Desta Bishu | July 11th, 2009 at 3:35 am | | Print This Post

Tropical pitcher plants are among the planet’s stranger species, digesting ants and other insects that slip and fall into their bowls.

But Nepenthes lowii, a pitcher plant found in Borneo, is stranger still. It gets its nutrition not from insects but from tree shrews, which use the plant as a toilet.

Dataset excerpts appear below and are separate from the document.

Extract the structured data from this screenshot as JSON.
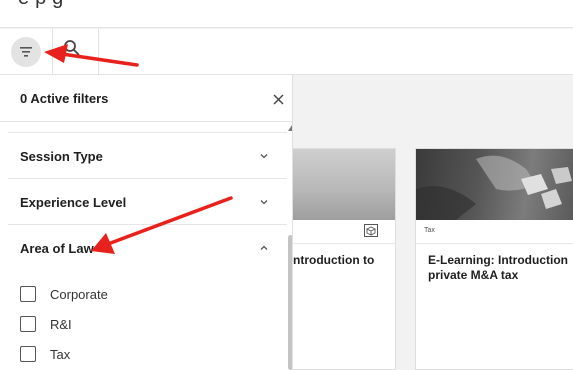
{
  "header": {
    "cut_title": "e  p          g"
  },
  "toolbar": {
    "filter_icon": "filter-icon",
    "search_icon": "search-icon"
  },
  "filter_panel": {
    "active_filters": "0 Active filters",
    "close_icon": "close-icon",
    "sections": [
      {
        "label": "Session Type",
        "state": "collapsed"
      },
      {
        "label": "Experience Level",
        "state": "collapsed"
      },
      {
        "label": "Area of Law",
        "state": "expanded"
      }
    ],
    "area_of_law_options": [
      {
        "label": "Corporate",
        "checked": false
      },
      {
        "label": "R&I",
        "checked": false
      },
      {
        "label": "Tax",
        "checked": false
      }
    ]
  },
  "cards": [
    {
      "tag": "",
      "title": "ntroduction to",
      "icon": "cube-icon"
    },
    {
      "tag": "Tax",
      "title": "E-Learning: Introduction private M&A tax"
    }
  ],
  "annotations": {
    "arrow_color": "#e8211c"
  }
}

Jonathan A. Moran of Royal Roads University in British Columbia, Charles M. Clarke of Monash University in Malaysia and colleagues describe this “novel nitrogen sequestration strategy” in a paper in Biology Letters. Using isotopic analysis, they estimate that shrew feces deposited in N. lowii’s pitchers are a significant source of nitrogen for the plants.

N. lowii is found at higher elevations where ants and other insects are less abundant, said Dr. Moran, who has studied pitcher plants for two decades. In its immature stage, the plant grows a bowl that is near the ground and makes do with the few ants available. “When you start small, you have to catch something,” Dr. Moran said.

But the mature plant grows pitchers that are in the air. Tree shrews visit the plants to eat nectar that oozes from the bowl’s open lid, positioning themselves directly over the bowl. “Form follows function,” Dr. Moran said. N. lowii’s bowls “even look like toilets,” he added, “though we were too polite to say that in the paper.”